The store closures announced by Shopko will likely have a minimal impact on commercial mortgage-backed securities (CMBS) in aggregate; however, DBRS, Inc. (DBRS) does see the potential for localized defaults as the company rejects leases across the country. In addition, the closures highlight the risk of exposure faced by retailers owned by private equity firms, specifically. According to Bloomberg, Shopko, which was acquired by Sun Capital Partners, Inc. in 2005, had sought debt restructuring from its lenders, but its efforts proved unsuccessful. With ownership unwilling to invest further in the company, Shopko filed for Chapter 11 bankruptcy protection in January 2019. Since then, the original closure list has ballooned to over 250, which will reduce the company footprint by more than half.
While DBRS identified only 12 loans in the CMBS universe with Shopko exposure, virtually all the stores backing CMBS collateral will close. With few exceptions, Shopko is the sole tenant at these properties, significantly increasing default risk across the related loans. Two loans have a balance greater than $25.0 million: One has high default risk, and the other is backed by distribution centers rather than stores and thus may not have a similar risk profile. For a complete list of the announced closures, please refer to the appendix.

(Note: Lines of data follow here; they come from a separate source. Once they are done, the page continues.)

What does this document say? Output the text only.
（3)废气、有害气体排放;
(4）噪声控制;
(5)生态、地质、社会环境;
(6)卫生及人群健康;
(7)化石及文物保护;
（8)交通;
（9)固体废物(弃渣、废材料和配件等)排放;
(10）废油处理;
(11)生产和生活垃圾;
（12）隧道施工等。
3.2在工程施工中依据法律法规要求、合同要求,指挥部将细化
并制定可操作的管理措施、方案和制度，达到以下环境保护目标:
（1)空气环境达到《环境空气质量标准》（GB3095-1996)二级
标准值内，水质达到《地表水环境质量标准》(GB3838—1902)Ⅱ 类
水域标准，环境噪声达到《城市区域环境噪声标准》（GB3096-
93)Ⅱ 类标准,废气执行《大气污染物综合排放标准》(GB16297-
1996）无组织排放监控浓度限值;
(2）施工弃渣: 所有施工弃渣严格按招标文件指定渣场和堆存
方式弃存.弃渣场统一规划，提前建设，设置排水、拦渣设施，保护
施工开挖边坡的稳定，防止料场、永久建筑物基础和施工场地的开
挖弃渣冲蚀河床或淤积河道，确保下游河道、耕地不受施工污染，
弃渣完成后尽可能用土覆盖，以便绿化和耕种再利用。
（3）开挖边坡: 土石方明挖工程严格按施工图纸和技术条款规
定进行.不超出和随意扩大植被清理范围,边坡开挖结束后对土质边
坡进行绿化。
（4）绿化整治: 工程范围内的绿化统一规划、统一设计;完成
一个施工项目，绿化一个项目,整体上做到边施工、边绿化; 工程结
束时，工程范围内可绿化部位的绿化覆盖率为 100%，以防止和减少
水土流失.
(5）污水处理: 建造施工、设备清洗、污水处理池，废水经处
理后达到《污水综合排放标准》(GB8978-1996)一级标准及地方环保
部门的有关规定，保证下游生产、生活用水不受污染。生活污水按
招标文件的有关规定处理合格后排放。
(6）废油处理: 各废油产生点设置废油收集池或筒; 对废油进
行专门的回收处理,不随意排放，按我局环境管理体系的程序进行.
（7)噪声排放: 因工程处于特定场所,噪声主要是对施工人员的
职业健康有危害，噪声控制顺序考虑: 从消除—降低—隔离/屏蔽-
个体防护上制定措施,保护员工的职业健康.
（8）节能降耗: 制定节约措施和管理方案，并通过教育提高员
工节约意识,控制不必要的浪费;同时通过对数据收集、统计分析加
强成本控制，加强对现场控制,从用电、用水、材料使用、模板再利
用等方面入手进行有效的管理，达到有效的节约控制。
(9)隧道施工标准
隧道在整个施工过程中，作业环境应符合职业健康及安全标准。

Shopko Industrial Portfolio: COMM 2015-CCRE25
The largest loan associated with Shopko is its industrial portfolio secured in COMM 2015-CCRE25 with a balance of $49.8 million. While there may be short-term risk, the loan benefits from having two assets in Shopko’s primary markets and a third (Boise, Idaho) that could be backfilled. Rather than stores, this loan is backed by three distribution centers leased to Shopko through 2035. The centers are in Omaha, Nebraska; De Pere, Wisconsin; and Boise. According to Shopko’s website, there is one other distribution center in Lebanon, Indiana.
While the company has not announced the closure of its distribution centers, the post-bankruptcy store footprint will determine which of these centers Shopko retains. Given the list of closures, the Boise location is most at risk of closure. Nearly one-third of the closing stores are in Mountain West and Pacific Coast locations, including Utah (19 stores), Washington (12), Montana (eight), Idaho (seven) and Wyoming (six). Notably, all the stores in Washington, Oregon and Utah will close. Therefore, there may be no need for the Boise distribution facility.
Still, unless the Shopko bankruptcy results in a complete liquidation of the chain, DBRS expects this loan to make it through the bankruptcy. The centers in Wisconsin and Nebraska serve the heart of Shopko’s market — the Upper Midwest. Despite up to half the stores closing in this region as well, it remains a natural retreat point: The company is headquartered in Green Bay, Wisconsin, and its stores have a longer history and acceptance by shoppers in the area. Even if the Boise location closes, the effect will be minimal — it is the smallest of the three centers, accounting for less than 25.0% of the portfolio’s cash flow. Further, the Boise market ( Blanchard, Nicole, “Boise is the fastest-growing large metro area in the U.S., Forbes says,” Idaho Statesman, March 1, 2018) and Mountain West region are among the most dynamic in the country. This suggests that the property could be backfilled in a lease-rejection scenario.
Shopko Oregon Portfolio: JPMDB 2017-C5
The second-largest exposure in CMBS is the Shopko Oregon Portfolio, which has a balance of $27.3 million and is backed by three Shopko stores, all of which are closing. Hence DBRS believes this loan has high default risk. Although the three stores are part of shopping centers and are, in two cases, attached to other stores, they have separate owners who may be unwilling to fund shortfalls if the properties cannot be backfilled relatively quickly. The sponsor, Gordon Sondland, is a well-known real estate investor in Oregon and may be more equipped to support the property and backfill the space.
Among DBRS-rated transactions, three are exposed to Shopko with only the Indiana Retail Portfolio (GSMS 2014-GC26) having a balance greater than $10.0 million. One Shopko store in the portfolio will remain open.
Although Shopko closures should not affect CMBS on a large scale, the company’s filing comes on the heels of other bankruptcy filings by private-equity-owned retailers over the last two years. These include Claire’s, Sports Authority, Marsh Supermarkets, Gordmans, Eastern Outfitters, Payless ShoeSource, Gymboree and Toys“R”Us. At a number of companies, leveraged buyouts have saddled retailers with high levels of debt, leaving some unable to sustain themselves as the shift in the retail industry continues. Once these owners determine they no longer want to invest in their portfolio companies, large-scale closures and bankruptcies tend to follow. As such, transactions with high levels of exposure to private-equity-owned retailers are of particular concern. DBRS will continue to monitor the status of these companies and provide reporting where there are potential issues.